Enfants
  



Seul, en duo ou en bande, situé sur une échelle d’âge allant du nouveau-né au pré-adolescent, l’enfant dans la bande dessinée offre une palette infinie de caractères.
Sans foi, ni loi, Max et Maurice ont inauguré, en Allemagne, la catégorie des enfants terribles et cruels de la bande. Dans les années vingt en France, de nombreux petits héros voient le jour à leur tour grâce à la presse illustrée enfantine. Moins méchants que leurs aînés, ils partent en tout cas à l’aventure même si ce n’est qu’au bout de la rue.
Sans famille (ou presque), les enfants sont contraints à se débrouiller pour subvenir à leurs besoins. Zig et Puce désirent aller en Amérique pour faire fortune : ils embarquent sur un bateau et celui-ci fait naufrage ; de nombreuses péripéties s’ensuivent. Quant à Quick et Flupke, ils préfèrent réaliser leurs exploits dans un quartier de Bruxelles ; l’univers enfantin reconstitué par Hergé permet aux plus jeunes lecteurs de s’identifier aux héros et aux plus grands de jeter un regard nostalgique sur leur passé. Après guerre, l’Europe se libère du Journal de Mickey et multiplie dans les revues spécialisées françaises et belges les héros adolescents comme Tintin et Spirou. Alors que la BD adulte s’émancipe, la loi de 1949 protège (trop peut-être) les publications pour la jeunesse de certains sujets : violence, politique, etc. Des dessinateurs comme Tito (Tendre Banlieue), essaient de créer des héros plus proches des préoccupations du public et de redonner un souffle plus contemporain à ce support déserté par les jeunes générations. Venus du Japon, les mangas répondront-ils à leurs aspirations ?

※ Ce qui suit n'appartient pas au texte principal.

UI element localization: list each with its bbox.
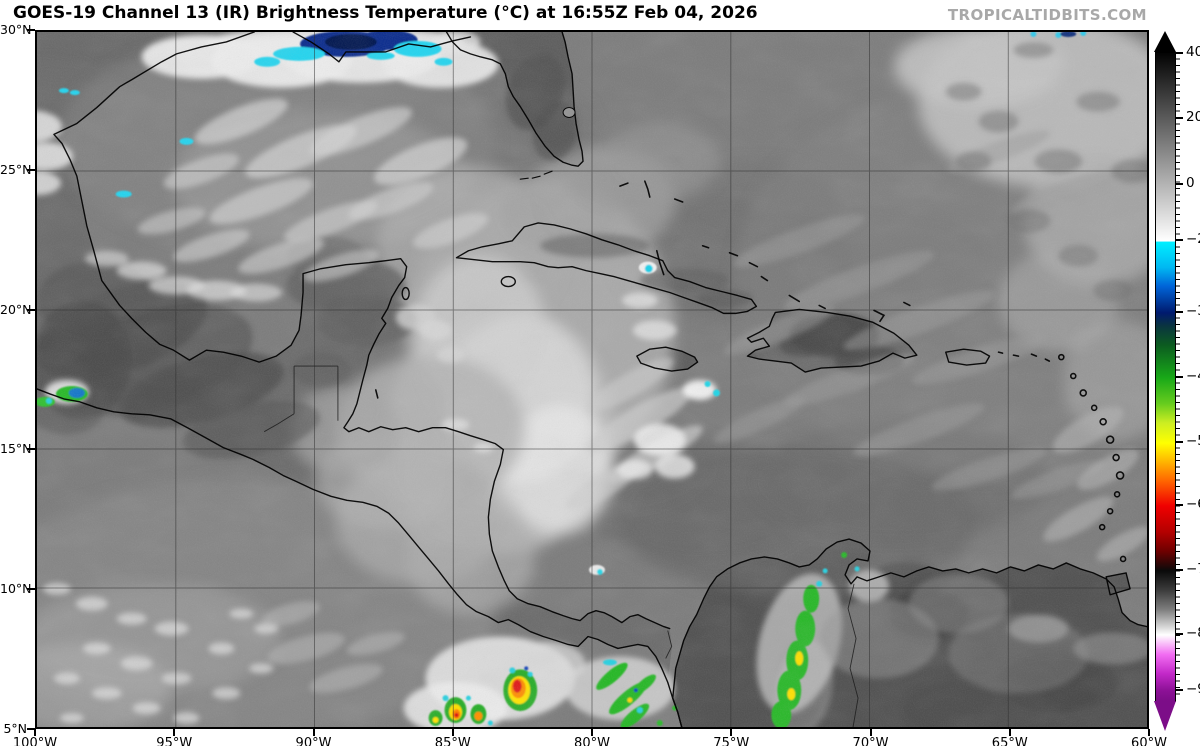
grid-lines bbox=[37, 32, 1147, 727]
lon-label: 75°W bbox=[713, 736, 750, 746]
colorbar-tick bbox=[1176, 375, 1183, 378]
lon-tick bbox=[173, 729, 176, 736]
lon-label: 95°W bbox=[156, 736, 193, 746]
coastline-lake-okeechobee bbox=[562, 107, 576, 119]
colorbar-tick-label: −90 bbox=[1186, 680, 1200, 697]
coastline-puerto-rico bbox=[945, 348, 991, 366]
colorbar-tick bbox=[1176, 503, 1183, 506]
border-guatemala-mexico-belize bbox=[263, 365, 339, 433]
lon-label: 65°W bbox=[991, 736, 1028, 746]
lat-label: 10°N bbox=[0, 581, 32, 597]
border-panama-colombia bbox=[665, 630, 673, 659]
lon-tick bbox=[1148, 729, 1150, 736]
coastline-florida bbox=[445, 32, 584, 167]
coastline-hispaniola bbox=[746, 308, 918, 373]
florida-keys bbox=[519, 170, 553, 180]
colorbar-arrow-bottom-icon bbox=[1154, 701, 1176, 731]
colorbar-tick-label: −80 bbox=[1186, 624, 1200, 641]
coastline-cozumel bbox=[401, 286, 410, 301]
colorbar-tick bbox=[1176, 182, 1183, 185]
coastline-trinidad bbox=[1105, 572, 1131, 596]
lat-label: 25°N bbox=[0, 161, 32, 177]
lon-tick bbox=[591, 729, 593, 736]
coastline-mexico-yucatan-centam bbox=[53, 32, 671, 630]
coastline-isla-juventud bbox=[500, 275, 516, 288]
lat-label: 30°N bbox=[0, 22, 32, 37]
lon-label: 100°W bbox=[12, 736, 58, 746]
colorbar-tick bbox=[1176, 441, 1183, 444]
lon-tick bbox=[34, 729, 36, 736]
lat-label: 20°N bbox=[0, 301, 32, 317]
border-colombia-venezuela bbox=[847, 583, 859, 727]
map-frame bbox=[35, 30, 1149, 729]
colorbar-tick-label: 0 bbox=[1186, 174, 1195, 191]
coastline-pacific bbox=[37, 388, 683, 727]
lon-tick bbox=[1008, 729, 1011, 736]
lat-tick bbox=[27, 728, 35, 730]
lon-tick bbox=[451, 729, 454, 736]
colorbar-tick-label: −50 bbox=[1186, 433, 1200, 450]
site-watermark: TROPICALTIDBITS.COM bbox=[947, 6, 1147, 24]
lon-tick bbox=[869, 729, 872, 736]
coastlines bbox=[37, 32, 1147, 727]
lon-tick bbox=[312, 729, 315, 736]
lat-label: 5°N bbox=[3, 721, 27, 736]
colorbar-tick-label: 40 bbox=[1186, 44, 1200, 61]
lon-label: 90°W bbox=[295, 736, 332, 746]
colorbar-tick-label: −30 bbox=[1186, 302, 1200, 319]
colorbar-arrow-top-icon bbox=[1154, 31, 1176, 52]
lon-label: 80°W bbox=[574, 736, 610, 746]
coastline-cuba bbox=[455, 222, 758, 315]
colorbar-tick-label: 20 bbox=[1186, 109, 1200, 126]
colorbar-tick bbox=[1176, 310, 1183, 313]
colorbar-tick-label: −40 bbox=[1186, 367, 1200, 384]
lon-label: 60°W bbox=[1131, 736, 1167, 746]
colorbar-tick-label: −70 bbox=[1186, 560, 1200, 577]
lat-tick bbox=[27, 308, 35, 311]
lat-label: 15°N bbox=[0, 441, 32, 457]
coastline-bahamas-antilles bbox=[374, 180, 1127, 563]
coastline-south-america bbox=[672, 538, 1147, 727]
colorbar-tick-label: −60 bbox=[1186, 495, 1200, 512]
lon-label: 85°W bbox=[434, 736, 471, 746]
colorbar-tick bbox=[1176, 632, 1183, 635]
lat-tick bbox=[27, 29, 35, 31]
lon-tick bbox=[730, 729, 733, 736]
colorbar-tick bbox=[1176, 688, 1183, 691]
country-borders bbox=[263, 365, 859, 727]
lat-tick bbox=[27, 168, 35, 171]
colorbar-tick bbox=[1176, 52, 1183, 55]
product-title: GOES-19 Channel 13 (IR) Brightness Tempe… bbox=[13, 3, 758, 23]
coastline-us-gulf bbox=[292, 32, 472, 63]
coastline-jamaica bbox=[636, 346, 699, 372]
lat-tick bbox=[27, 588, 35, 591]
colorbar-tick-label: −20 bbox=[1186, 230, 1200, 247]
satellite-imagery bbox=[37, 32, 1147, 727]
colorbar-tick bbox=[1176, 568, 1183, 571]
colorbar-tick bbox=[1176, 238, 1183, 241]
lat-tick bbox=[27, 448, 35, 451]
colorbar-gradient bbox=[1155, 52, 1176, 702]
colorbar-tick bbox=[1176, 117, 1183, 120]
lon-label: 70°W bbox=[852, 736, 889, 746]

Face à l’adulte, l’enfant roi

Bon nombre de bambins de la bande dessinée évoluent dans des histoires où les adultes ont un rôle secondaire. Les enfants héros de ce type de récit en sont les narrateurs : la vie est vue à travers leurs yeux. À leurs côtés, les adultes n’apparaissent pas sous leur meilleur jour, souvent cantonnés à des rôles de représentants de l’autorité : c’est le cas de l’agent de police n° 15 de Quick et Flupke (Hergé) ou des parents de Boule et Bill (Roba), dépassés par leur progéniture. La grande personne définit alors une catégorie à part de personnages. Sans avoir de compte à rendre, l’enfant échappe aux contraintes habituelles de son âge. Malgré sa jeunesse, il surmonte victorieusement les obstacles rencontrés lors de ses incroyables aventures : Pepito (Luciano Bottaro) et Marine (Pierre Tranchand et François Corteggiani) n’hésitent pas à embarquer sur des navires pour faire échouer de méchants pirates. Comme l’explique Dominique Labesse à propos de Quick et Flupke, " leurs exploits sont une tentative originale de création (de reconstitution ?) de ce que peut être un univers enfantin " (Schtroumpf, les cahiers de la bande dessinée, 3e trimestre 1978).
  

Premiers pas
  

1865 : Max et Moritz, deux garnements allemands, accumulent les vilains tours aux dépens de leur entourage (Wilhelm Bush).
1895 : aux États-Unis, gamin des rues aux grandes oreilles avec son éternelle chemise jaune, sans aucune attache familiale, The Yellow Kid semble sorti de nulle part (Richard F. Outcault).
1896 : comme Max et Moritz, les Katzenjammer Kids américains affolent Mama et Der Captain. Ils débarquent en Europe sous le nom de Pim, Pam, Poum (Rudolph Dirks).
1924 : usant de l’argot avec malice, Bibi Fricotin commence sa carrière de titi parisien (Louis Forton).
1925 : Zig et Puce, deux jeunes garçons parfaitement libres, vont jusqu’au Pôle Nord, où ils dénichent un nouveau compagnon, Alfred, le pingouin (Alain Saint-Ogan).
1930 : les deux garnements Quick et Flupke bravent les interdits de l’enfance (Hergé).
1935 : Cuto débute sa carrière de jeune aventurier en Espagne (Jesús Blasco).
1939 : Blondin et Cirage se lancent à l’assaut du nouveau monde (Jijé).
1951 : frère et sœur, Bob et Bobette, accompagné de Monsieur Lambique, rencontrent un fantôme espagnol (Willy Vandersteen).
1955 : Pepito, gentil pirate, combat le vilain Hernandez de la Banane (Bottaro).
1969 : Yakari, le petit Indien, évolue dans un monde de poésie où la nature et l’enfant sont rois (Derib).
1993 : Litteul Kevin, Mad Max en culottes courtes, fait le bonheur des adultes (Coyotte).